The second of these contexts was the Lockean Enlightenment, which made Lincoln religiously skeptical, suspicious of the Rousseauean passions (he confessed that he had never read a novel, and failed to get more than halfway through that paragon of Romantic novels, Ivanhoe), convinced of the supremacy of individual rights over community conventions. And yet, whatever skeptical nourishment Lincoln derived from reading religious "infidels" like Tom Paine and Robert Burns, he also arrived chronologically at the very end of the "long Enlightenment" and lived most of his life as a Victorian. This meant that, like Carlyle and Mill and George Eliot, the loss of faith was not for Lincoln a triumphant emancipation but instead the source of what A. N. Wilson calls a "terrible, pitiable unhappiness" and a wearying sense of "metaphysical isolation" that could be stanched only by sub-mission to "impersonal and unrecompensing law."

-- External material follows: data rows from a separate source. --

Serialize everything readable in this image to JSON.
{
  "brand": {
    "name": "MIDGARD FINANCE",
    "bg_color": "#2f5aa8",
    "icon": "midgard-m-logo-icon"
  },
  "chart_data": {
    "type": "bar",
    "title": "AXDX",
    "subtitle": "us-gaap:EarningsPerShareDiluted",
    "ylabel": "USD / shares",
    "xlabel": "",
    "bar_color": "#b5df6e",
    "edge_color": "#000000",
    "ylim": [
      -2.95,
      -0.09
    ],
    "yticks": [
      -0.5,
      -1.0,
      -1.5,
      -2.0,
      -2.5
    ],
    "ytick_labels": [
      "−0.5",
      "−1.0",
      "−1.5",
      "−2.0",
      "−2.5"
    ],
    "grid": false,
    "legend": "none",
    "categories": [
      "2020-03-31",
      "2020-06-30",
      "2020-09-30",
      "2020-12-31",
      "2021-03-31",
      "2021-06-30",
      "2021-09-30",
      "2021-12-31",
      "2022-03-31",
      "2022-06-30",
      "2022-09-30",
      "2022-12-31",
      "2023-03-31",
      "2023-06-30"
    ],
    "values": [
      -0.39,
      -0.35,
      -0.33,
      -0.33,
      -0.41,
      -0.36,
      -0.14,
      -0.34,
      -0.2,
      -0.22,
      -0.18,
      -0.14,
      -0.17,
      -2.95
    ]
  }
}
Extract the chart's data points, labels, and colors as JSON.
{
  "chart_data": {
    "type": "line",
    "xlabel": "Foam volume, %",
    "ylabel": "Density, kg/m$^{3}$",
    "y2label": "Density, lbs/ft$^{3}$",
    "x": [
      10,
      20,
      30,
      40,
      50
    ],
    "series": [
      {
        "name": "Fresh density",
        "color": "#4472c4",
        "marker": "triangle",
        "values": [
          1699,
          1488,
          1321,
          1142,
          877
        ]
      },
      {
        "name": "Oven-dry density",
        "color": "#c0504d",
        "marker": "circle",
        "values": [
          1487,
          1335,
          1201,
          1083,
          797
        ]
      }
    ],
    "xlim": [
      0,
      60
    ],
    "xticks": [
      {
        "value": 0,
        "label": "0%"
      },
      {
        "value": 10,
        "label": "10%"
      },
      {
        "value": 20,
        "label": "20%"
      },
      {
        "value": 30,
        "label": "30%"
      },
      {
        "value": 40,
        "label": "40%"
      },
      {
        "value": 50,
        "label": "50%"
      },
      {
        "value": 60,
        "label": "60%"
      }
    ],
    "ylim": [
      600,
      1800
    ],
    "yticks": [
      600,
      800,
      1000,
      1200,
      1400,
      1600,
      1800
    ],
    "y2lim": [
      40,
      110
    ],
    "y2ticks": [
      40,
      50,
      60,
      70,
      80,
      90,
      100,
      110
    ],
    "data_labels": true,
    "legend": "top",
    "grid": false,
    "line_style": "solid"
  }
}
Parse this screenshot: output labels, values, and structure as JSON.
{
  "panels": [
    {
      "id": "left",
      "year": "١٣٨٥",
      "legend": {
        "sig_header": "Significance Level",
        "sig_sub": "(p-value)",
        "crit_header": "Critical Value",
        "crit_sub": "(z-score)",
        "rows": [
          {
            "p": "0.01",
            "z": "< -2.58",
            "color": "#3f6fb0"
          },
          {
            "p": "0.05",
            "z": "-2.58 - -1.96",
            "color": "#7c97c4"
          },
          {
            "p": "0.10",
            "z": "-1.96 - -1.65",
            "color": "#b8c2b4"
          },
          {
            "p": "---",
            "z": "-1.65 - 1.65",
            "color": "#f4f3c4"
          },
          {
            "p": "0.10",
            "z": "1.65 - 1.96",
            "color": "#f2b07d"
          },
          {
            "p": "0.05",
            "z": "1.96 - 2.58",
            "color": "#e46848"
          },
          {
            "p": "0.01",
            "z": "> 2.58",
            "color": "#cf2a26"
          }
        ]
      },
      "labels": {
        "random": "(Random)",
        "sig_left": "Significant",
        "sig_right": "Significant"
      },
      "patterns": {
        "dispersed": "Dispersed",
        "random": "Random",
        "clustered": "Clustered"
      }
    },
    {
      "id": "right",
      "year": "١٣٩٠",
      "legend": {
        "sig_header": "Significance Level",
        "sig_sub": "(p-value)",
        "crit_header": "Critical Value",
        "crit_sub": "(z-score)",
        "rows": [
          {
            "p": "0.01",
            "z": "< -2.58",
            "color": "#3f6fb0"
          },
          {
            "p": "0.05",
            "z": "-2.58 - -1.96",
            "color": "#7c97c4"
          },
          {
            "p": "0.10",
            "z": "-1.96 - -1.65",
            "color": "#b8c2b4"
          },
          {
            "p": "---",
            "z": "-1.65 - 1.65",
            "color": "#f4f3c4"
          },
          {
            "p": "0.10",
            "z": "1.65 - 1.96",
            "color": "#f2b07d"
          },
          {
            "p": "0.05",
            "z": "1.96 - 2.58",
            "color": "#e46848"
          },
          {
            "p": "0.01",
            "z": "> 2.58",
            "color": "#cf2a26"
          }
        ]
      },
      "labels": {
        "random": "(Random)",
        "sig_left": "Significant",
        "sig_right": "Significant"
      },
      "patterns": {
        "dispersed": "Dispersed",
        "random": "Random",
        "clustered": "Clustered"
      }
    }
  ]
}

The last of these contexts was classical liberalism, especially the economic liberalism which in Lincoln's decades seemed so full of promise of liberation and mobility for the talented and morally self-restrained, and the Benthamite utilitarianism which he accepted as finding a rational—and thoroughly deterministic—cause for human conduct in self-interest. And yet he would come at the end of his liberal's progress to see that liberalism could never achieve its highest goal of liberation and mobility without appealing to a set of ethical, even theological, principles that seemed wholly beyond the expectations and allowances of liberalism itself. While he would hold organized religion at arm's length, he would come to see liberalism's preoccupation with rights needing to be confined within some public framework of virtue, a framework he would find in a mystical rehabilitation of his ancestral Calvinism and an understanding of the operations of divine Providence.
Looking at Lincoln in this way, we may address Neely's complaint about the bifurcation of Lincoln biography by understanding Lincoln's ideas, and the cultural scaffolding that emerged around them, as the bridge by which we can reunite the mysterious fascination we have with Lincoln's inner personality with the public life that guided the republic through its direst political crisis.